Does my hon. Friend share my concern that some hospitals are still advertising low failure rates, particularly for tape? That disguises the issue, particularly when they refer to failure rates in the first year and do not talk about long-term studies.
Yes. We have heard that many women have this undertaken in private clinics—perhaps half of them, although we do not know how many that means. Those clinics advertise success rates very widely; we can find it all over the internet. The fact that this is described as mesh, sling, tape or ways to uplift the bladder obfuscates what we are really talking about and makes it difficult for women—and indeed, I suspect, occasionally doctors—to know the nature of what they are dealing with. What has emerged, as evidence has come through, is that there are greater problems than was appreciated. That is why, given that mesh was originally licensed to treat stress-related urinary incontinence and then extended to pelvic organ prolapse, we should be deeply concerned. Mesh is already effectively banned in our country for pelvic organ prolapse—that happened just last year. It is now to be used in research only, which is tantamount to a ban. That is happening in countries all over the world—just last year New Zealand effectively banned mesh for both SUI and POP, although I gather it may lift the ban in future. This is a worldwide problem.

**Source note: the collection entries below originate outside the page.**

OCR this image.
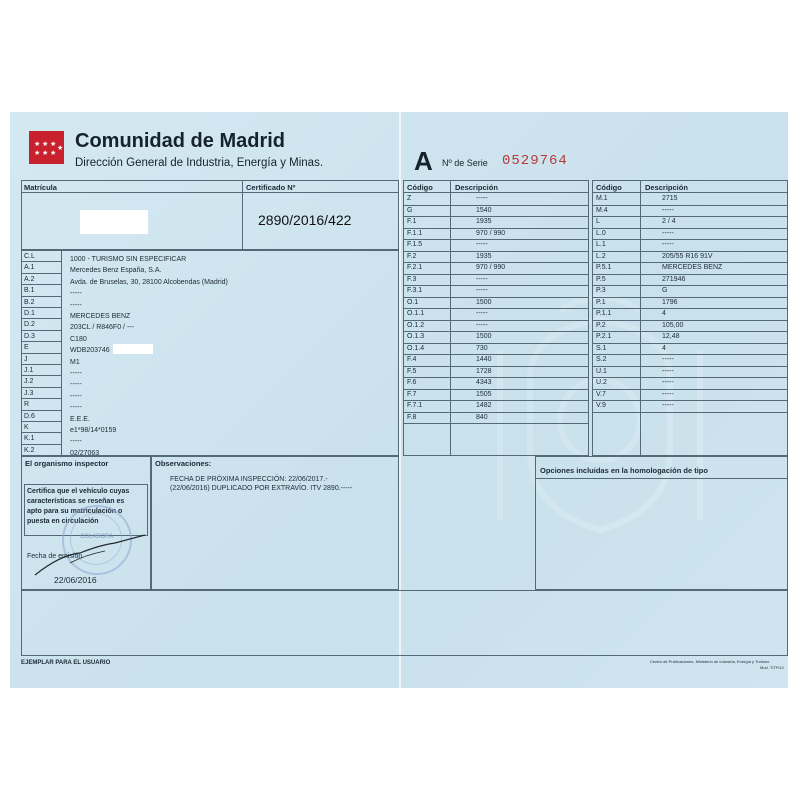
★ ★ ★
★ ★ ★
★ Comunidad de Madrid
Dirección General de Industria, Energía y Minas.	A Nº de Serie 0529764
Matrícula	Certificado Nº
2890/2016/422
C.L	1000 - TURISMO SIN ESPECIFICAR
A.1	Mercedes Benz España, S.A.
A.2	Avda. de Bruselas, 30, 28100 Alcobendas (Madrid)
B.1	-----
B.2	-----
D.1	MERCEDES BENZ
D.2	203CL / R846F0 / ---
D.3	C180
E	WDB203746
J	M1
J.1	-----
J.2	-----
J.3	-----
R	-----
D.6	E.E.E.
K	e1*98/14*0159
K.1	-----
K.2	02/27063
Código	Descripción
Z	-----
G	1540
F.1	1935
F.1.1	970 / 990
F.1.5	-----
F.2	1935
F.2.1	970 / 990
F.3	-----
F.3.1	-----
O.1	1500
O.1.1	-----
O.1.2	-----
O.1.3	1500
O.1.4	730
F.4	1440
F.5	1728
F.6	4343
F.7	1505
F.7.1	1482
F.8	840
Código	Descripción
M.1	2715
M.4	-----
L	2 / 4
L.0	-----
L.1	-----
L.2	205/55 R16 91V
P.5.1	MERCEDES BENZ
P.5	271946
P.3	G
P.1	1796
P.1.1	4
P.2	105,00
P.2.1	12,48
S.1	4
S.2	-----
U.1	-----
U.2	-----
V.7	-----
V.9	-----
El organismo inspector
Certifica que el vehículo cuyas
características se reseñan es
apto para su matriculación o
puesta en circulación
COLABORA
Fecha de emisión
22/06/2016
Observaciones:
FECHA DE PRÓXIMA INSPECCIÓN: 22/06/2017.-
(22/06/2016) DUPLICADO POR EXTRAVÍO. ITV 2890.-----
Opciones incluidas en la homologación de tipo
EJEMPLAR PARA EL USUARIO	Centro de Publicaciones. Ministerio de Industria, Energía y Turismo
Mod. TITFUX
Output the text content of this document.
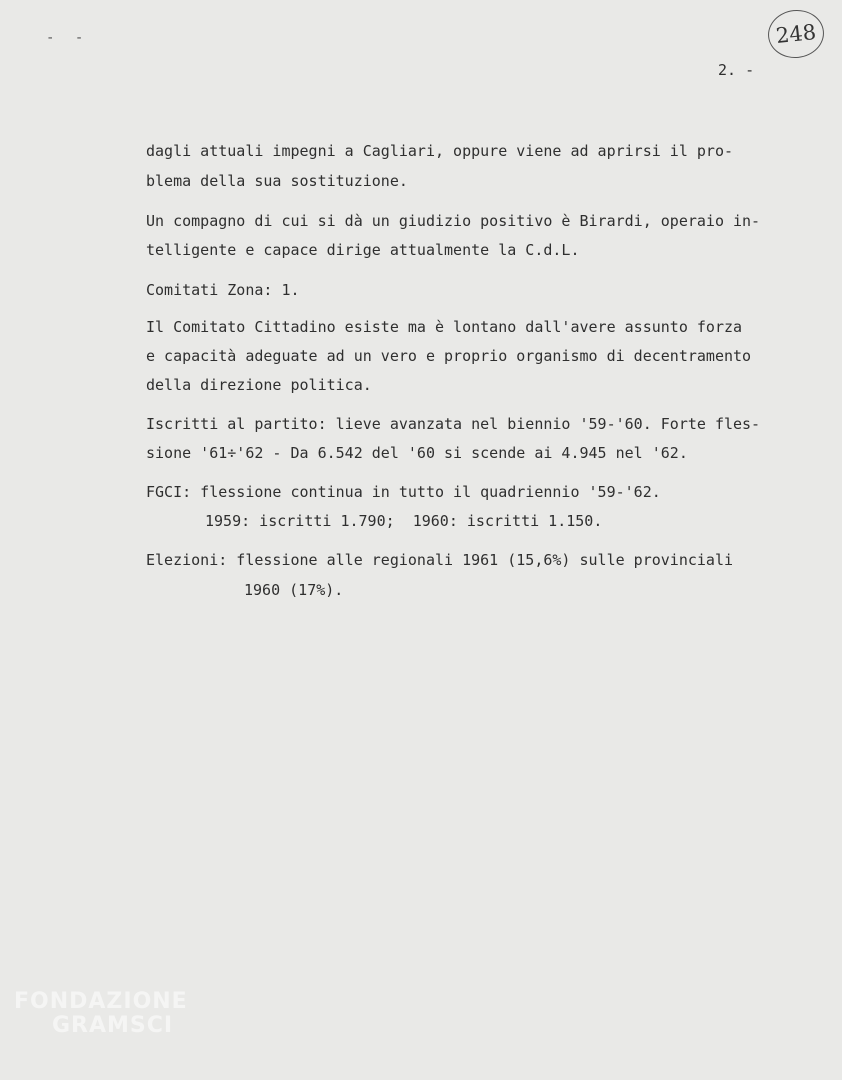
- -	248
2. -
dagli attuali impegni a Cagliari, oppure viene ad aprirsi il pro-
blema della sua sostituzione.
Un compagno di cui si dà un giudizio positivo è Birardi, operaio in-
telligente e capace dirige attualmente la C.d.L.
Comitati Zona: 1.
Il Comitato Cittadino esiste ma è lontano dall'avere assunto forza
e capacità adeguate ad un vero e proprio organismo di decentramento
della direzione politica.
Iscritti al partito: lieve avanzata nel biennio '59-'60. Forte fles-
sione '61÷'62 - Da 6.542 del '60 si scende ai 4.945 nel '62.
FGCI: flessione continua in tutto il quadriennio '59-'62.
1959: iscritti 1.790;  1960: iscritti 1.150.
Elezioni: flessione alle regionali 1961 (15,6%) sulle provinciali
1960 (17%).
FONDAZIONE
GRAMSCI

We have had the audit results this week. Let us be clear that we only had an audit because of the great campaigning by Sling the Mesh, the APPG and other bodies. We asked Ministers directly to conduct it, they were good enough to do so, and I am pleased they have. The results show that far from there being just a 1% to 3% occurrence of serious complications, there is a 4% rate for complete removal of mesh. Five hundred and fifty out of the 14,000 women who were given mesh in 2008, the first year of the study, have had it removed at some point in the last decade. That is not rates of complications such as pain or sexual dysfunction: the mesh is so problematic that women have had to go back under the knife to have it cut out.
As for the complications, which the audit has tried to measure by looking at the volume of outpatient appointments, the 100,000 women who have had mesh inserted have needed almost 1 million outpatient appointments. They have gone to their GP to say they have a problem and been referred to a consultant for an outpatient appointment, whether for pain management, residual gynaecological problems or some other problem—trauma, in some instances. That must be indicative of the scale of the problem and the cost to the NHS, as illustrated by the work done for the APPG by Carl Heneghan. Some £250 million may have been spent in a decade to sort out the problems.
Mesh is a much bigger problem than has been appreciated by the clinical community, which has been incredibly defensive in dealing with it. The community must be much more open and honest about it. We have to address the issues of licensing: it cannot be enough for follow-on devices to only have to prove equivalence, or for a registry to be run simply by the royal colleges, which have been resistant in the past to having a registry. We should have a standardised process to put a registry in place to follow patients. Crucially, NICE must also get its act together. Why have we waited three years for NICE to bring forward new guidelines? It is still saying that that will not happen until next year—it needs to be done this year. This issue needs to be dealt with tomorrow.